Why is the action admissible? Just because!!!

Today has brought many interesting judgments from the ECJ, but before I will comment in more details on one of them (concerning the EC's competence in the field of criminal law), just a quick note, which relates to my critique of the Court’s argumentative practices. In C-273/04 Poland challenged one of the Council’s decisions adopted before the actual accession of the new Member States on 1 May 2004. The decision had amended the rules concerning direct support schemes under the common agricultural policy - quite a sensitive area not only for Poland, but also for the Union in general. This amendment was possible due to a special provision in the Act of Accession. Poland claimed that the amendment had gone beyond the limits of the special provision and in fact had changed the conditions of Poland’s accession to the EU.

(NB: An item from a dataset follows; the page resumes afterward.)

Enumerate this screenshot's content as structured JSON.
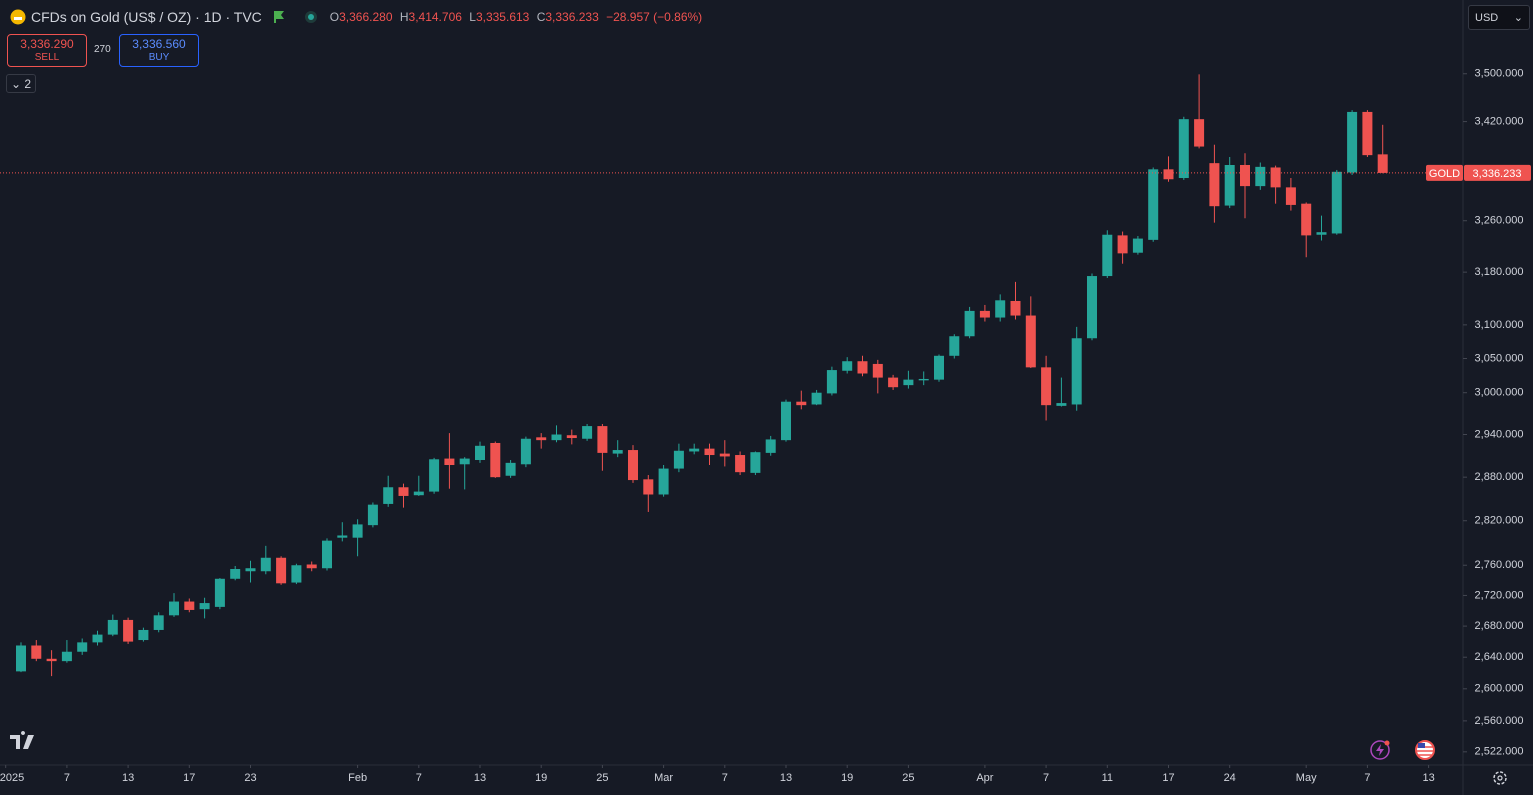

You do not have to be fans of the Common Agriculture Policy to find the case interesting: one of the issues was also the question whether or not Poland could even submit its action. The contested decision was published on 30 March 2004, while Poland submitted its action only on 28 June, thus much later than possible under the applicable rules on time limits for direct actions.

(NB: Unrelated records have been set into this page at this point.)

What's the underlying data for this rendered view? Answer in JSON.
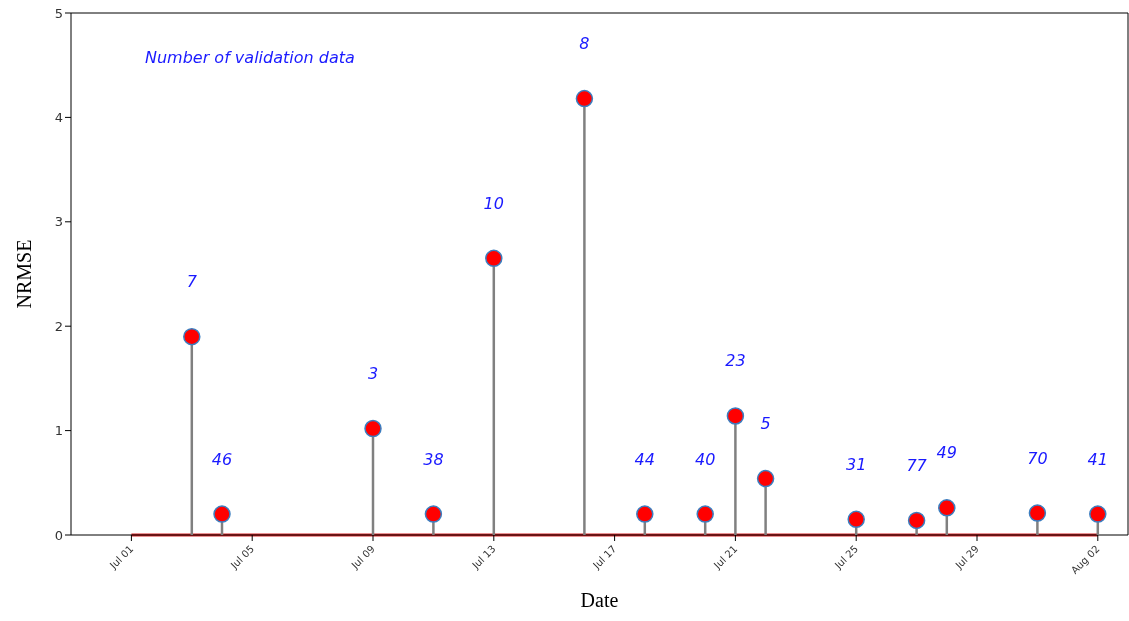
{
  "chart_data": {
    "type": "lollipop",
    "xlabel": "Date",
    "ylabel": "NRMSE",
    "xlim": [
      "--06-29",
      "--08-03"
    ],
    "xticks": [
      {
        "value": "--07-01",
        "label": "Jul 01"
      },
      {
        "value": "--07-05",
        "label": "Jul 05"
      },
      {
        "value": "--07-09",
        "label": "Jul 09"
      },
      {
        "value": "--07-13",
        "label": "Jul 13"
      },
      {
        "value": "--07-17",
        "label": "Jul 17"
      },
      {
        "value": "--07-21",
        "label": "Jul 21"
      },
      {
        "value": "--07-25",
        "label": "Jul 25"
      },
      {
        "value": "--07-29",
        "label": "Jul 29"
      },
      {
        "value": "--08-02",
        "label": "Aug 02"
      }
    ],
    "ylim": [
      0,
      5
    ],
    "yticks": [
      0,
      1,
      2,
      3,
      4,
      5
    ],
    "marker": "circle",
    "grid": false,
    "series": [
      {
        "color": "#ff0000",
        "x": [
          "--07-03",
          "--07-04",
          "--07-09",
          "--07-11",
          "--07-13",
          "--07-16",
          "--07-18",
          "--07-20",
          "--07-21",
          "--07-22",
          "--07-25",
          "--07-27",
          "--07-28",
          "--07-31",
          "--08-02"
        ],
        "values": [
          1.9,
          0.2,
          1.02,
          0.2,
          2.65,
          4.18,
          0.2,
          0.2,
          1.14,
          0.54,
          0.15,
          0.14,
          0.26,
          0.21,
          0.2
        ]
      },
      {
        "type": "line",
        "marker": "none",
        "color": "#d62728",
        "x": [
          "--07-01",
          "--08-02"
        ],
        "values": [
          0,
          0
        ]
      }
    ],
    "annotations": [
      "Number of validation data",
      {
        "text": "7",
        "x": "--07-03",
        "y": 1.9
      },
      {
        "text": "46",
        "x": "--07-04",
        "y": 0.2
      },
      {
        "text": "3",
        "x": "--07-09",
        "y": 1.02
      },
      {
        "text": "38",
        "x": "--07-11",
        "y": 0.2
      },
      {
        "text": "10",
        "x": "--07-13",
        "y": 2.65
      },
      {
        "text": "8",
        "x": "--07-16",
        "y": 4.18
      },
      {
        "text": "44",
        "x": "--07-18",
        "y": 0.2
      },
      {
        "text": "40",
        "x": "--07-20",
        "y": 0.2
      },
      {
        "text": "23",
        "x": "--07-21",
        "y": 1.14
      },
      {
        "text": "5",
        "x": "--07-22",
        "y": 0.54
      },
      {
        "text": "31",
        "x": "--07-25",
        "y": 0.15
      },
      {
        "text": "77",
        "x": "--07-27",
        "y": 0.14
      },
      {
        "text": "49",
        "x": "--07-28",
        "y": 0.26
      },
      {
        "text": "70",
        "x": "--07-31",
        "y": 0.21
      },
      {
        "text": "41",
        "x": "--08-02",
        "y": 0.2
      }
    ]
  }
}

Several arguments were put forward in support to Poland’s right to have the case being heard by the Court: its dubitable status as applicant under Article 230 EC and therefore a very limited standing before its accession, and also the fact that the decision was not published in the Polish version of the Official Journal. Advocate General Poiraes Maduro took issue with these arguments and after a detailed consideration of all possibilities (in 48 paragraphs) he finally proposed to hold the action admissible - proposing a new standard of standing for new Member States (as according to the rules on standing as interpreted now, Poland’s action would be inadmissible).


Well, the Court was far more economical with its arguments:

Findings of the Court

(33) In the present case, the Court considers it necessary to rule at the outset on the substance of the case.

Full stop. Does this need any further comment?